Murray Vs Leisureplay (2005) EWCA Civ 963

English contract law recognises that, if the parties agree that a party in breach of contract shall pay an unjustifiable amount in the event of a breach of contract, their agreement is to that extent unenforceable.

 

In conclusion, the above cases show that extortionate penalties imposed against consumers for failing to meet obligations are unfair and contrary to the law, yet unless each case is taken individually not a lot is being done to protect consumers despite the laws ruling on the issue.

 

What the Unfair Terms in Consumer Contracts Regulations 1999 No 2083 states:

 

Schedule 2 Indicative and Non-Exhaustive List of Terms which may be Regarded as Unfair

 

(e) requiring any consumer who fails to fulfil his obligation to pay a dis-proportionately high sum in compensation 10 Complaints- consideration by (OFT)

(1) It shall be the duty of the [OFT] to consider any complaint made to [it] that any contract term drawn up for general use is unfair, unless--

(a) the complaint appears to the [OFT] to be frivolous or vexatious; or

(b) a qualifying body has notified the [OFT] that it agrees to consider the complaint.

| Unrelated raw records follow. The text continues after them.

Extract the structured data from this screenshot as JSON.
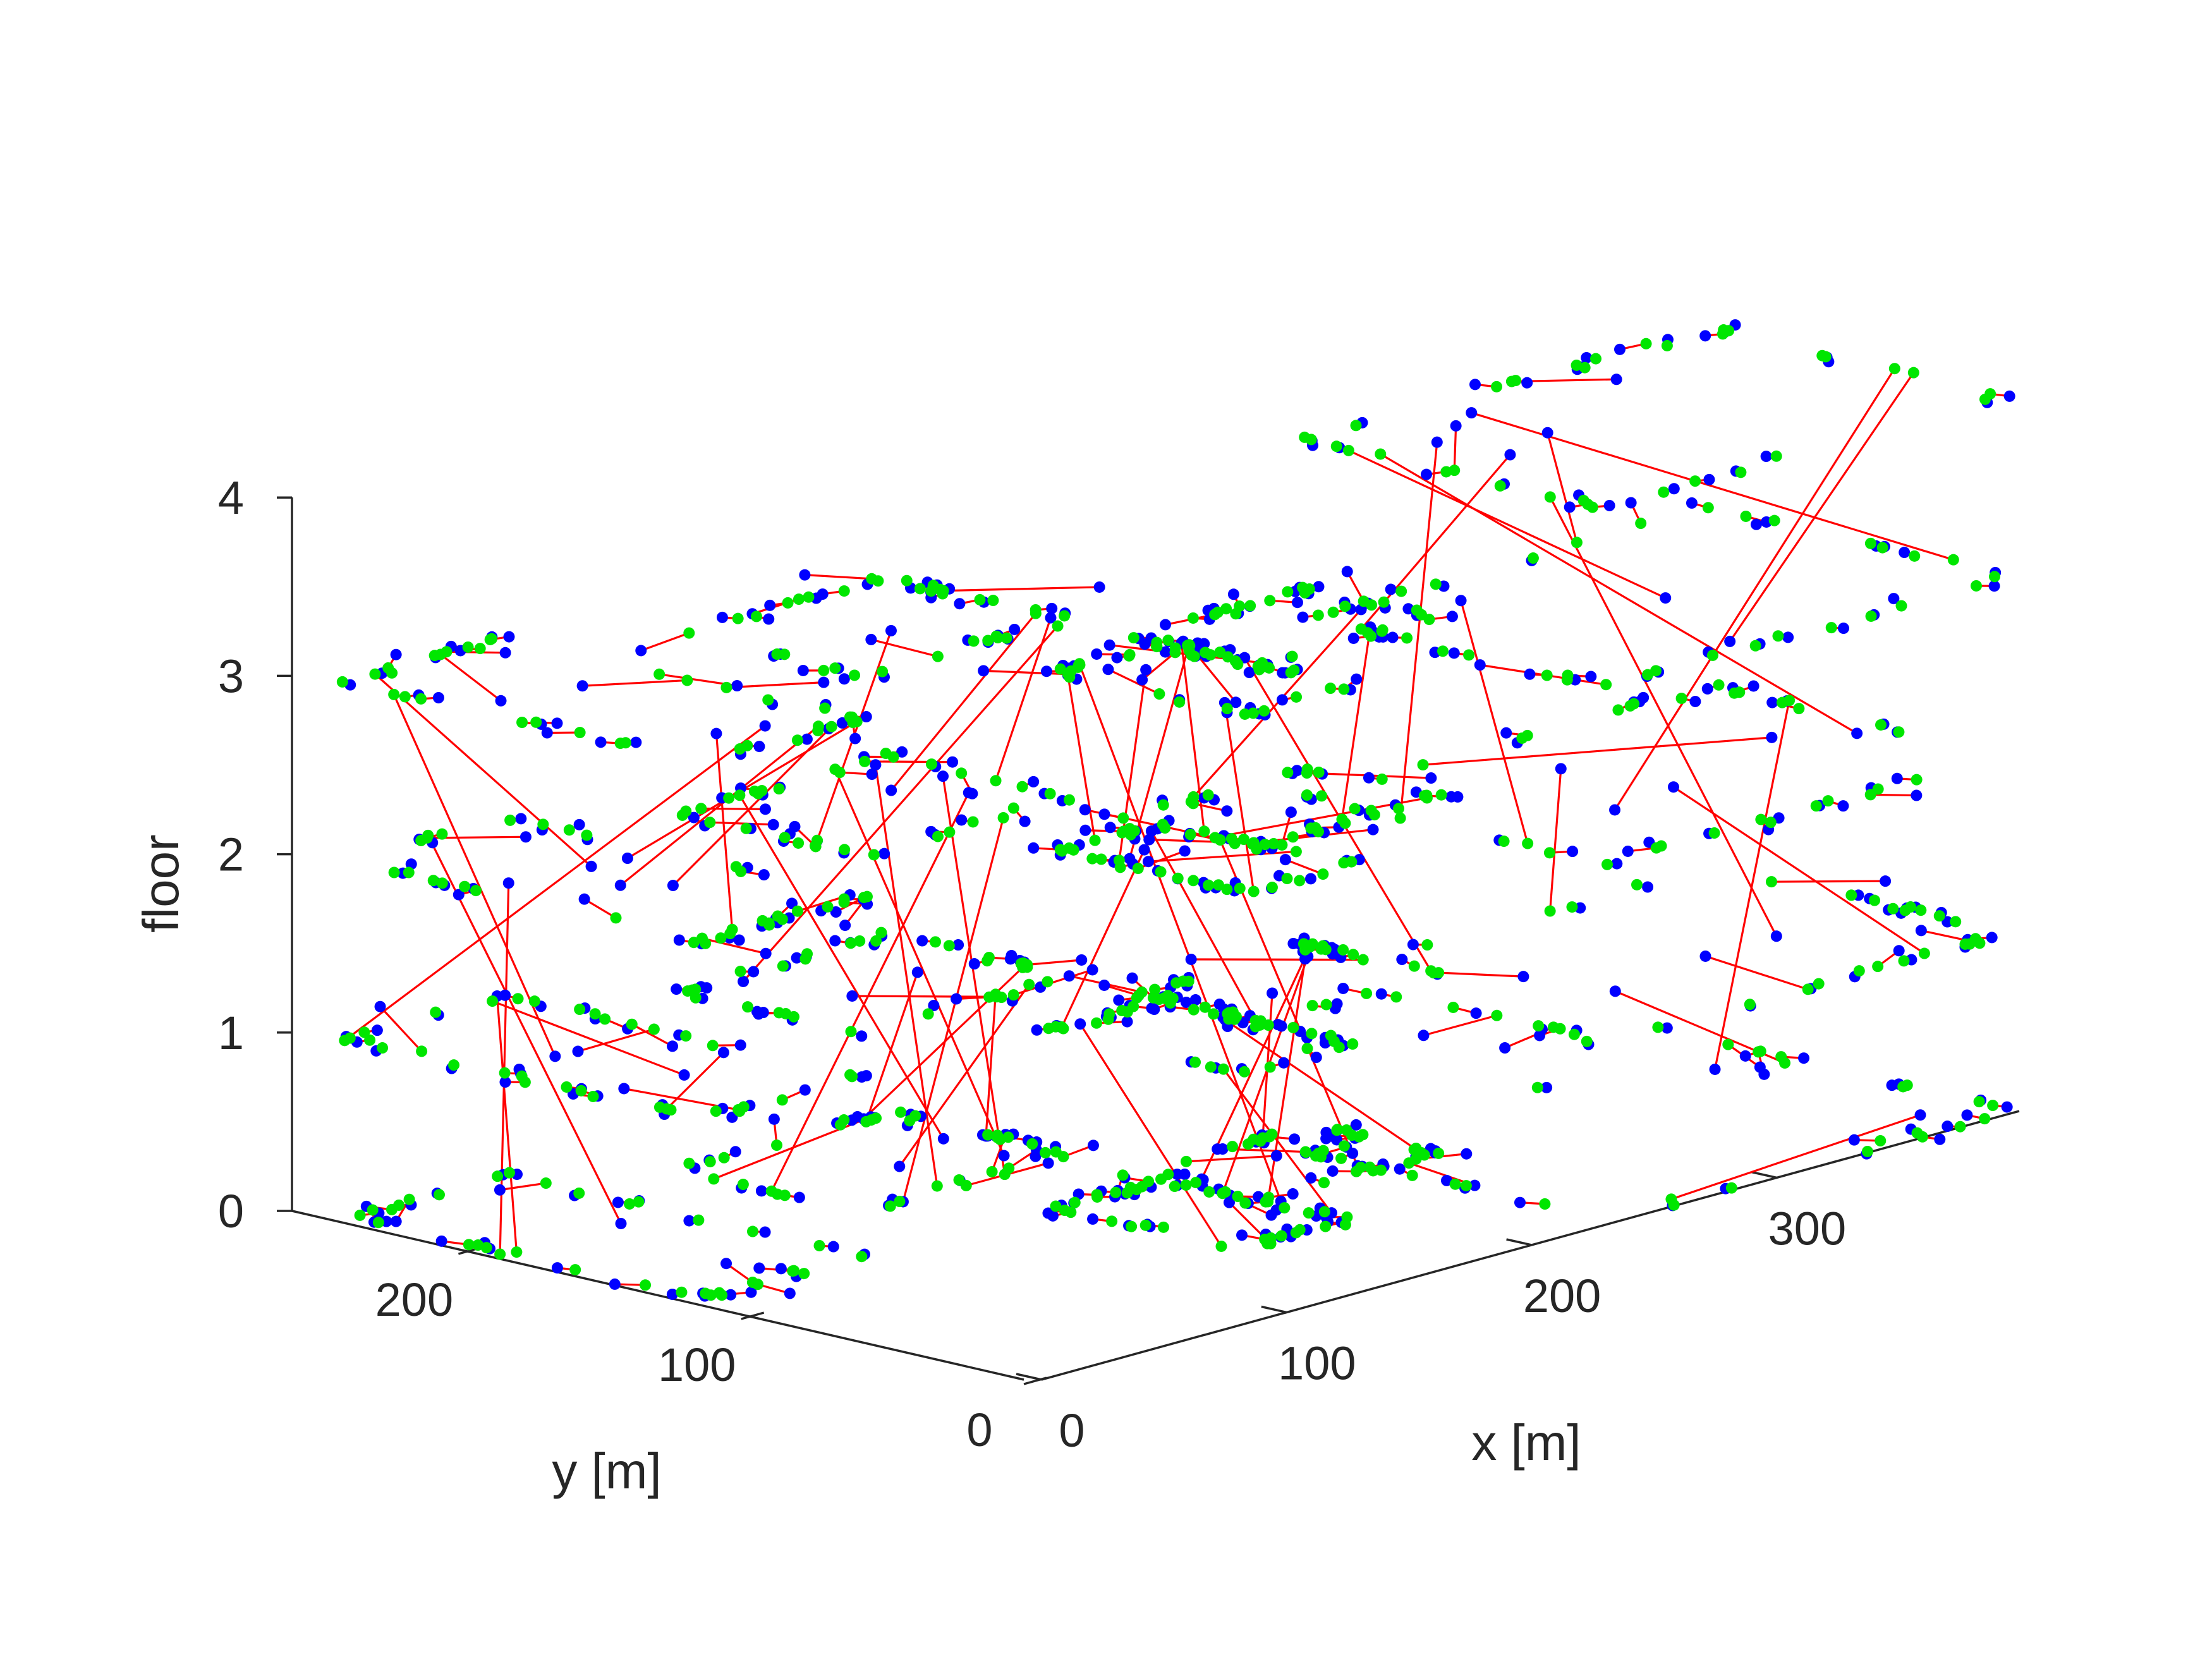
{
  "colors": {
    "axis": "#262626",
    "estimate": "#0000ff",
    "ground_truth": "#00e600",
    "error_line": "#ff0000",
    "background": "#ffffff"
  },
  "chart_data": {
    "type": "scatter",
    "projection": "3d",
    "xlabel": "x [m]",
    "ylabel": "y [m]",
    "zlabel": "floor",
    "x_ticks": [
      0,
      100,
      200,
      300
    ],
    "y_ticks": [
      0,
      100,
      200
    ],
    "z_ticks": [
      0,
      1,
      2,
      3,
      4
    ],
    "xlim": [
      0,
      400
    ],
    "ylim": [
      0,
      260
    ],
    "zlim": [
      0,
      4
    ],
    "grid": false,
    "legend": "none",
    "series": [
      {
        "color": "#0000ff",
        "marker": "."
      },
      {
        "color": "#00e600",
        "marker": "."
      },
      {
        "color": "#ff0000",
        "line": "-"
      }
    ],
    "buildings": [
      {
        "x": [
          0,
          70
        ],
        "y": [
          120,
          250
        ],
        "floors": [
          0,
          1,
          2,
          3
        ]
      },
      {
        "x": [
          100,
          190
        ],
        "y": [
          150,
          220
        ],
        "floors": [
          0,
          1,
          2,
          3
        ]
      },
      {
        "x": [
          140,
          190
        ],
        "y": [
          50,
          120
        ],
        "floors": [
          0,
          1,
          2,
          3
        ]
      },
      {
        "x": [
          180,
          260
        ],
        "y": [
          80,
          130
        ],
        "floors": [
          0,
          1,
          2,
          3
        ]
      },
      {
        "x": [
          230,
          400
        ],
        "y": [
          0,
          110
        ],
        "floors": [
          0,
          1,
          2,
          3,
          4
        ]
      }
    ]
  }
}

(2) The [OFT] shall give reasons for [its] decision to apply or not to apply, as the case may be, for an injunction under regulation 12 in relation to any complaint which these Regulations require [it] to consider.

 

Seems to me that even charging people who park in what are labelled "free" parking areas and then expecting £40 in "compensation" is disproportionate.

 

Am I right in saying that the parking companies cannot take people to court anyway because they are not the landowner?

 

Isn't it also an issue that the car park was open during shop closed hours without a barrier? A sign I noticed states customers who park over the requisite time are liable for the fine; if you are not a customer then surely no contract has been entered into?